Look into using essential oils like mint to make your own mouthwash (just add a couple of drops to a small cup of water). Or easier, buy mouth rinses that don’t have alcohol in them, since most of them contain essential oils anyway. Use them after you brush and floss to keep your breath fresher, longer.
Thirdly, find some products with Xylitol in it. Chewing gum is probably the most common. Xylitol actually prevents bacteria from building up in your mouth, so using it to your advantage can help you stop what causes bad breath.
Finally, check to see what medications or supplements you’re taking that could be drying out your mouth. Allergy medications are some of the most common. Take them as directed by your doctor but ask about how long you need them or if an alternative is available.

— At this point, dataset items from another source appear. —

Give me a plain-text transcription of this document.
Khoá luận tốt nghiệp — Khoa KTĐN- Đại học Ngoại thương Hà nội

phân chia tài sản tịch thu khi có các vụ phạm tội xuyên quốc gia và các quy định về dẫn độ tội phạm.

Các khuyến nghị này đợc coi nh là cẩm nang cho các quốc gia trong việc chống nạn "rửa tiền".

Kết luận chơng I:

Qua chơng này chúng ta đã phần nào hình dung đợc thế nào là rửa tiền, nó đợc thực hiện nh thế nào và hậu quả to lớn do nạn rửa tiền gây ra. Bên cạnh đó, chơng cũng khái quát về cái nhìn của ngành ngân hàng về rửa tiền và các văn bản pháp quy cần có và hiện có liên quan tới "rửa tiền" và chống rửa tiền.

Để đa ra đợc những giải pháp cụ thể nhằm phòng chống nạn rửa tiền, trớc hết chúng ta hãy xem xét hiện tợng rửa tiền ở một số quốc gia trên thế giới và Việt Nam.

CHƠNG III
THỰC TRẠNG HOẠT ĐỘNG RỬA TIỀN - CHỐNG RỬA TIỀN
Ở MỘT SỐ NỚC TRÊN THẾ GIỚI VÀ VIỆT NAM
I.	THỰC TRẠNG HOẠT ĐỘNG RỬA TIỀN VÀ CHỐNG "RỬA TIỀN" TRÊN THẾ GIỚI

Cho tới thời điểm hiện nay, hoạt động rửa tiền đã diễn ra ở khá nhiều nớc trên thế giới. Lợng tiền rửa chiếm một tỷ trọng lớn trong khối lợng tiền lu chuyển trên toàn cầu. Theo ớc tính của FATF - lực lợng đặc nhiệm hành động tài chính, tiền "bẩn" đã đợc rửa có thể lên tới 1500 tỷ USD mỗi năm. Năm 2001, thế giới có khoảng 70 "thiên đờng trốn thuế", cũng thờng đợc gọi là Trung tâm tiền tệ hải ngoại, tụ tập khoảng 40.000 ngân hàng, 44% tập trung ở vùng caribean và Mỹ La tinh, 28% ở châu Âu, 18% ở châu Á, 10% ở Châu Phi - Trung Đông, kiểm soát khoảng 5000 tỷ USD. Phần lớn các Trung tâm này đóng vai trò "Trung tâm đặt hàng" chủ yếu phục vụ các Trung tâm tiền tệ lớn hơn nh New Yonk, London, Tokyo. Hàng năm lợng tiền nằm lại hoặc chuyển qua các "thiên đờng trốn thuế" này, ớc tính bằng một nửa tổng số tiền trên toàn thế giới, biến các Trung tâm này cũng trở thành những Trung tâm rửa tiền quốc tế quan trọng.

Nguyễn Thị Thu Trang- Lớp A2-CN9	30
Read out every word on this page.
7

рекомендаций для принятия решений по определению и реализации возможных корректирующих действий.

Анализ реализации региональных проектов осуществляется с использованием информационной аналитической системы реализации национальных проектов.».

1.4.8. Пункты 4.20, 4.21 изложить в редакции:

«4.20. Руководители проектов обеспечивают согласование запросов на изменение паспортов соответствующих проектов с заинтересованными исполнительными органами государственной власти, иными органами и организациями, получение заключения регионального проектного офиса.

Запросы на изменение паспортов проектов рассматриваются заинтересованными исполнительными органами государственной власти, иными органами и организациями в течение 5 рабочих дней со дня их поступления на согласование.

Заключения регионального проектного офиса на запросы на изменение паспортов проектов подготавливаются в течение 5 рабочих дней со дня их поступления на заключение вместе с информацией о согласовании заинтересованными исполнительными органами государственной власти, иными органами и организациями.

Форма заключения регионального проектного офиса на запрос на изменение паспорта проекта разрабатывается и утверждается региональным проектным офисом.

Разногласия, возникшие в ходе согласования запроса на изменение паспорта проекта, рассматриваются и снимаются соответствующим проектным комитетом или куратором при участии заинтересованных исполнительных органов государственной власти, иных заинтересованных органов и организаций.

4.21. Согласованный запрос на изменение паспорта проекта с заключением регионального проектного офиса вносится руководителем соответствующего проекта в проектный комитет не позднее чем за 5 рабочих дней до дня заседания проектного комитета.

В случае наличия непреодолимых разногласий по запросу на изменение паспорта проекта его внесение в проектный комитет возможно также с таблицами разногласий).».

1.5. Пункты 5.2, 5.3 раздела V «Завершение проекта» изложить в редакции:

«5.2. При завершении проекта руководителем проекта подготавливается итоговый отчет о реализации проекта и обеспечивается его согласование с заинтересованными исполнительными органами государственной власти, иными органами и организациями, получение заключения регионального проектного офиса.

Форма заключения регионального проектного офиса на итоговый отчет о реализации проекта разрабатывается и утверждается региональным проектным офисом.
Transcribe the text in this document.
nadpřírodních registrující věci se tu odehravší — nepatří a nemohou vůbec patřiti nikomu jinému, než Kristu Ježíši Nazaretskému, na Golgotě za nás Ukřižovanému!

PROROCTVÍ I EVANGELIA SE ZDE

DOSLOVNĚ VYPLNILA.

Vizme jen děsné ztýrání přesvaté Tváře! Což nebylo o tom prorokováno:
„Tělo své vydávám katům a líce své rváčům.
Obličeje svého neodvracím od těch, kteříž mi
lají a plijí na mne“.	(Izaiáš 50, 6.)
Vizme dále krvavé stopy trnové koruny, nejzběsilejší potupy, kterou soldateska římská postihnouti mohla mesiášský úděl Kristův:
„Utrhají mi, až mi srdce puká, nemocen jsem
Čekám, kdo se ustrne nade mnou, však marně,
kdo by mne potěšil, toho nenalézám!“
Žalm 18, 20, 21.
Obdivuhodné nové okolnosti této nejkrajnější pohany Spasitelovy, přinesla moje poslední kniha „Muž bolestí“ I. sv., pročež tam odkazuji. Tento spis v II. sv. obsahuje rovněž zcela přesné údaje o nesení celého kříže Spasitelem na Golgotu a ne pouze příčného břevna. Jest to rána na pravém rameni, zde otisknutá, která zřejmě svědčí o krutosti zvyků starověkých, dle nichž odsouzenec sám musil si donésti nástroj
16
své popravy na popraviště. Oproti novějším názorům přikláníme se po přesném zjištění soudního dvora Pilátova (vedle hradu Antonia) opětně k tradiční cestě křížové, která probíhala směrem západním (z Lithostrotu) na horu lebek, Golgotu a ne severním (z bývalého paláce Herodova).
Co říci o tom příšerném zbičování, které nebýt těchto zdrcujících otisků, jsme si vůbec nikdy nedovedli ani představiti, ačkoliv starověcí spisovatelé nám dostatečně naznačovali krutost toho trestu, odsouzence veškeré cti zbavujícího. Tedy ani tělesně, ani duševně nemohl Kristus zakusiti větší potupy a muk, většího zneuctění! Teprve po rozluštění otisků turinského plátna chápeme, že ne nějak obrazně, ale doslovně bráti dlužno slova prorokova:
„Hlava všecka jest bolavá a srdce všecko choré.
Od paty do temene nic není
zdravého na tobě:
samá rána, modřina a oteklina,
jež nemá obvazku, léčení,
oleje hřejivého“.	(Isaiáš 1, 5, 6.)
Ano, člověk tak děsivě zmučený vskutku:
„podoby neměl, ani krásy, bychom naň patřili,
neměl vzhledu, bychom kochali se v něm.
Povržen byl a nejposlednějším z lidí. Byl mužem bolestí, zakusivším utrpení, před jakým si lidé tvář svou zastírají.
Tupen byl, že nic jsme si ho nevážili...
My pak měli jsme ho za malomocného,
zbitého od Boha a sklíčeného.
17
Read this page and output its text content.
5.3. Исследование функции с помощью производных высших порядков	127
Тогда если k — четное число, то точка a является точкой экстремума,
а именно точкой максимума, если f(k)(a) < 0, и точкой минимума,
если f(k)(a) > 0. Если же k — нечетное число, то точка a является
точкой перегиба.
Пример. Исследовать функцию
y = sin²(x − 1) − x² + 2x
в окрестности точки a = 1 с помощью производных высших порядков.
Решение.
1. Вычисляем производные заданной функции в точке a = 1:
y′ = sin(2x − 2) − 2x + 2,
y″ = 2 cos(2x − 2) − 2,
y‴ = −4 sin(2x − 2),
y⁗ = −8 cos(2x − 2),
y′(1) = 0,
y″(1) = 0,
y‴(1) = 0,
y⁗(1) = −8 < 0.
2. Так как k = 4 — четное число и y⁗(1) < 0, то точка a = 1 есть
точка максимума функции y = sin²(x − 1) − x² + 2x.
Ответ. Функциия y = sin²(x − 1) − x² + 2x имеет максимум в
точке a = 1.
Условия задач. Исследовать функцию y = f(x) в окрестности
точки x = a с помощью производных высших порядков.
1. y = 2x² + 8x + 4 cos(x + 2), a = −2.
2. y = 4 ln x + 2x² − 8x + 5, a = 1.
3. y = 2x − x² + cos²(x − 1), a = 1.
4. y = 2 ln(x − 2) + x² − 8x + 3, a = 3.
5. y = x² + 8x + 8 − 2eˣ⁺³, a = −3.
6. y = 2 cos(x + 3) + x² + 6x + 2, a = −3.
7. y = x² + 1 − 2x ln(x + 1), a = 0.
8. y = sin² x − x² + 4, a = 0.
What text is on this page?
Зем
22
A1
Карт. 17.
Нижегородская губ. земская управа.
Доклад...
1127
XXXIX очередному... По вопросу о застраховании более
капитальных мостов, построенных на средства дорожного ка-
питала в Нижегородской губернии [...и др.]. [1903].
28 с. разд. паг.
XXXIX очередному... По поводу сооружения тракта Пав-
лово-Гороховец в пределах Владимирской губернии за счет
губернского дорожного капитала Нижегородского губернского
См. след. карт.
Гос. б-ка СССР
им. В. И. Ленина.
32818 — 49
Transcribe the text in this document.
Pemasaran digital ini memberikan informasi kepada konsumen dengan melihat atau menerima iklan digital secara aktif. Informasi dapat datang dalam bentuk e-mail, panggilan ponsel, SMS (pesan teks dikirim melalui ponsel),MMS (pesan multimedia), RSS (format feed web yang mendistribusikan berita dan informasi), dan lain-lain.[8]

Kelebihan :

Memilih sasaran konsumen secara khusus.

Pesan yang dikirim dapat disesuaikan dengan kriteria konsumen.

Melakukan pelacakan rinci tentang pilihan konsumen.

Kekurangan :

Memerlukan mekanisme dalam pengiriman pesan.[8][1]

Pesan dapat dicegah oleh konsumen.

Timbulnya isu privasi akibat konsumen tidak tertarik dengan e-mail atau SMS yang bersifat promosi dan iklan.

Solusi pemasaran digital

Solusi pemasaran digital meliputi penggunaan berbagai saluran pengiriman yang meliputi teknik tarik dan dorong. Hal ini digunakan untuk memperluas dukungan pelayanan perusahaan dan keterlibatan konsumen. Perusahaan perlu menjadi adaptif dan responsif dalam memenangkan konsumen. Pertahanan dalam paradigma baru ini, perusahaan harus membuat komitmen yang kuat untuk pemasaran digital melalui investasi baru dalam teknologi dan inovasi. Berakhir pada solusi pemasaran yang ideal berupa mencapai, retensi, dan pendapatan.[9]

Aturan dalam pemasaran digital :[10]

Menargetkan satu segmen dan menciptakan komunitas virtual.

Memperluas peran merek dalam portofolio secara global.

Certain types of food can break down in your GI tract to cause bad breath, even if they’re not “smelly” like garlic and onions. For instance, milk, cheese, yogurts, ice cream, and eggs can all cause smelly breath well after your meal.
Foods that contain sulfur, like broccoli or Brussels sprouts (kale too, in case you needed another reason not to eat it) can also contribute to halitosis. That’s not to say you shouldn’t eat them, because you need your veggies, but just balance them with the rest of your diet… or try to avoid them if you know you’ve got something social coming up where you really need to have fresh breath.
If you really want to indulge in that heavy garlic sauce, save it for when you know you’re not going to be around a lot of people afterwards. And even then, go rinse your mouth out with water and use a tongue scraper after you eat.
For people who wear dentures or partials, make sure you’re not getting food stuck under your prosthesis after meals. Sneak away, slip it out, then rinse it off really good with water before you put it back in. And of course, make sure you’re soaking it in a cleanser overnight.
Everybody gets bad breath at some point or another. But when it comes to the causes of bad breath or chronic halitosis, there are things you can do to lower your chances of scaring everybody off.
Talking to your dentist or dental hygienist about bad breath might sound embarrassing, but it’s something that’s totally normal. If your halitosis isn’t dental-related, it could be due to something major going on with your health. Why not just ask your dentist to rule out everything else, first?